One rarely hears the term "underground rock" used any more, since the breakdown of the traditional indie/major dichotomy has rendered any stylistic notions attached to the term pointless. However, the term underground hip-hop is still very much in use, probably because mainstream hip-hop is such a slave to popular formulas.
New Jersey rapper Dalek (Will Brooks) is underground in the purest sense, meaning he's cultivated a following mainly through touring. Dalek and his production partner, Oktopus (Alap Momin), met at school in the mid-'90s, dropped out and invested in a home studio where they recorded their first album. Since then, they've hired turntablist DJ Still (Hsi-Chang Linaka) and spent all their time on the road, where they've opened for acts as diverse as The Roots and The Dillinger Escape Plan, but their blend of Bomb Squad cacophony, willful dissonance and free-form electronica place them at the fringe of any genre you'd care to throw out, including hip-hop.

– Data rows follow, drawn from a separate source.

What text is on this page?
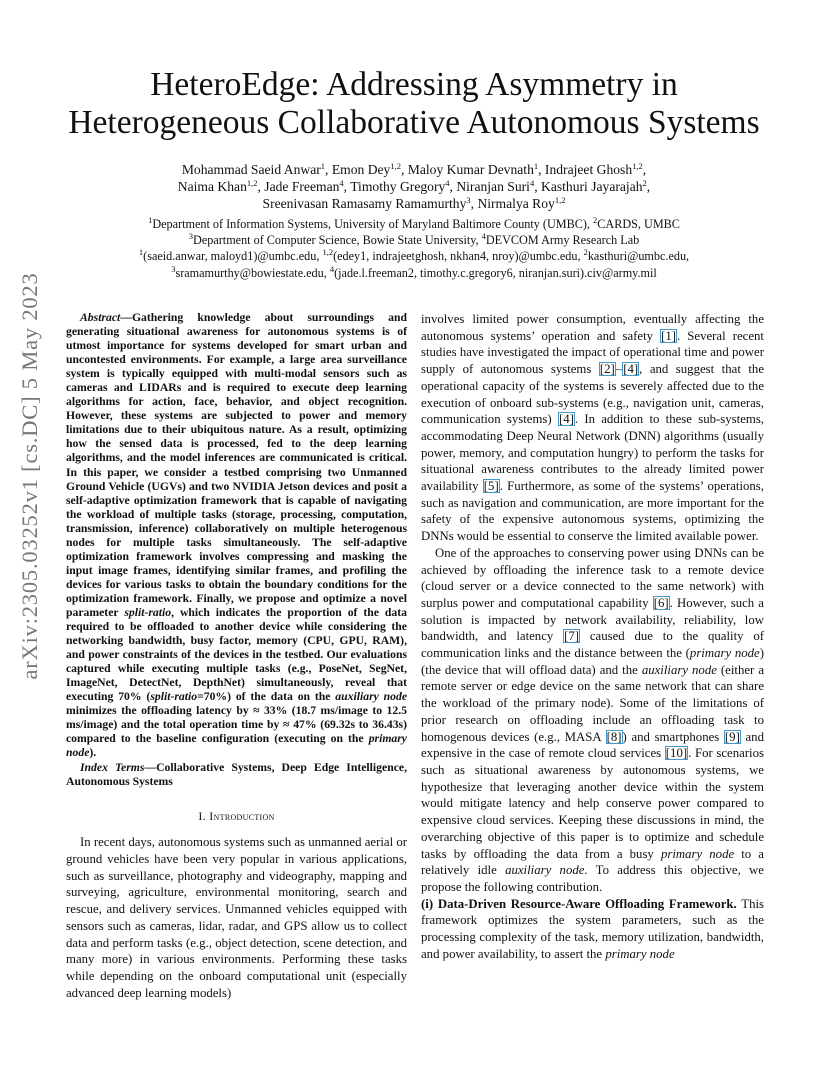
arXiv:2305.03252v1 [cs.DC] 5 May 2023
HeteroEdge: Addressing Asymmetry in
Heterogeneous Collaborative Autonomous Systems
Mohammad Saeid Anwar$^1$, Emon Dey$^{1,2}$, Maloy Kumar Devnath$^1$, Indrajeet Ghosh$^{1,2}$,
Naima Khan$^{1,2}$, Jade Freeman$^4$, Timothy Gregory$^4$, Niranjan Suri$^4$, Kasthuri Jayarajah$^2$,
Sreenivasan Ramasamy Ramamurthy$^3$, Nirmalya Roy$^{1,2}$
$^1$Department of Information Systems, University of Maryland Baltimore County (UMBC), $^2$CARDS, UMBC
$^3$Department of Computer Science, Bowie State University, $^4$DEVCOM Army Research Lab
$^1$(saeid.anwar, maloyd1)@umbc.edu, $^{1,2}$(edey1, indrajeetghosh, nkhan4, nroy)@umbc.edu, $^2$kasthuri@umbc.edu,
$^3$sramamurthy@bowiestate.edu, $^4$(jade.l.freeman2, timothy.c.gregory6, niranjan.suri).civ@army.mil

Abstract—Gathering knowledge about surroundings and generating situational awareness for autonomous systems is of utmost importance for systems developed for smart urban and uncontested environments. For example, a large area surveillance system is typically equipped with multi-modal sensors such as cameras and LIDARs and is required to execute deep learning algorithms for action, face, behavior, and object recognition. However, these systems are subjected to power and memory limitations due to their ubiquitous nature. As a result, optimizing how the sensed data is processed, fed to the deep learning algorithms, and the model inferences are communicated is critical. In this paper, we consider a testbed comprising two Unmanned Ground Vehicle (UGVs) and two NVIDIA Jetson devices and posit a self-adaptive optimization framework that is capable of navigating the workload of multiple tasks (storage, processing, computation, transmission, inference) collaboratively on multiple heterogenous nodes for multiple tasks simultaneously. The self-adaptive optimization framework involves compressing and masking the input image frames, identifying similar frames, and profiling the devices for various tasks to obtain the boundary conditions for the optimization framework. Finally, we propose and optimize a novel parameter split-ratio, which indicates the proportion of the data required to be offloaded to another device while considering the networking bandwidth, busy factor, memory (CPU, GPU, RAM), and power constraints of the devices in the testbed. Our evaluations captured while executing multiple tasks (e.g., PoseNet, SegNet, ImageNet, DetectNet, DepthNet) simultaneously, reveal that executing 70% (split-ratio=70%) of the data on the auxiliary node minimizes the offloading latency by ≈ 33% (18.7 ms/image to 12.5 ms/image) and the total operation time by ≈ 47% (69.32s to 36.43s) compared to the baseline configuration (executing on the primary node).

Index Terms—Collaborative Systems, Deep Edge Intelligence, Autonomous Systems

I. Introduction

In recent days, autonomous systems such as unmanned aerial or ground vehicles have been very popular in various applications, such as surveillance, photography and videography, mapping and surveying, agriculture, environmental monitoring, search and rescue, and delivery services. Unmanned vehicles equipped with sensors such as cameras, lidar, radar, and GPS allow us to collect data and perform tasks (e.g., object detection, scene detection, and many more) in various environments. Performing these tasks while depending on the onboard computational unit (especially advanced deep learning models)

involves limited power consumption, eventually affecting the autonomous systems’ operation and safety [1]. Several recent studies have investigated the impact of operational time and power supply of autonomous systems [2]–[4], and suggest that the operational capacity of the systems is severely affected due to the execution of onboard sub-systems (e.g., navigation unit, cameras, communication systems) [4]. In addition to these sub-systems, accommodating Deep Neural Network (DNN) algorithms (usually power, memory, and computation hungry) to perform the tasks for situational awareness contributes to the already limited power availability [5]. Furthermore, as some of the systems’ operations, such as navigation and communication, are more important for the safety of the expensive autonomous systems, optimizing the DNNs would be essential to conserve the limited available power.

One of the approaches to conserving power using DNNs can be achieved by offloading the inference task to a remote device (cloud server or a device connected to the same network) with surplus power and computational capability [6]. However, such a solution is impacted by network availability, reliability, low bandwidth, and latency [7] caused due to the quality of communication links and the distance between the (primary node) (the device that will offload data) and the auxiliary node (either a remote server or edge device on the same network that can share the workload of the primary node). Some of the limitations of prior research on offloading include an offloading task to homogenous devices (e.g., MASA [8]) and smartphones [9] and expensive in the case of remote cloud services [10]. For scenarios such as situational awareness by autonomous systems, we hypothesize that leveraging another device within the system would mitigate latency and help conserve power compared to expensive cloud services. Keeping these discussions in mind, the overarching objective of this paper is to optimize and schedule tasks by offloading the data from a busy primary node to a relatively idle auxiliary node. To address this objective, we propose the following contribution.

(i) Data-Driven Resource-Aware Offloading Framework. This framework optimizes the system parameters, such as the processing complexity of the task, memory utilization, bandwidth, and power availability, to assert the primary node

Oktopus's grinding grooves and Dalek's gymnastic wordplay -- a smooth conflation of rhyming and declamation -- produce the excitement we expect from rap music, but the equally requisite confrontational aspect is completely different. Though Dalek occasionally drops a political comment, his concerns have less to do with the 'hood than with the state of his soul, which is a very dark place indeed. And Oktopus rarely allows the listener a chance to relax. Last year, they even released a collaboration album with German drone legends Faust. It was a true vision of Hell, which is as underground as you can get.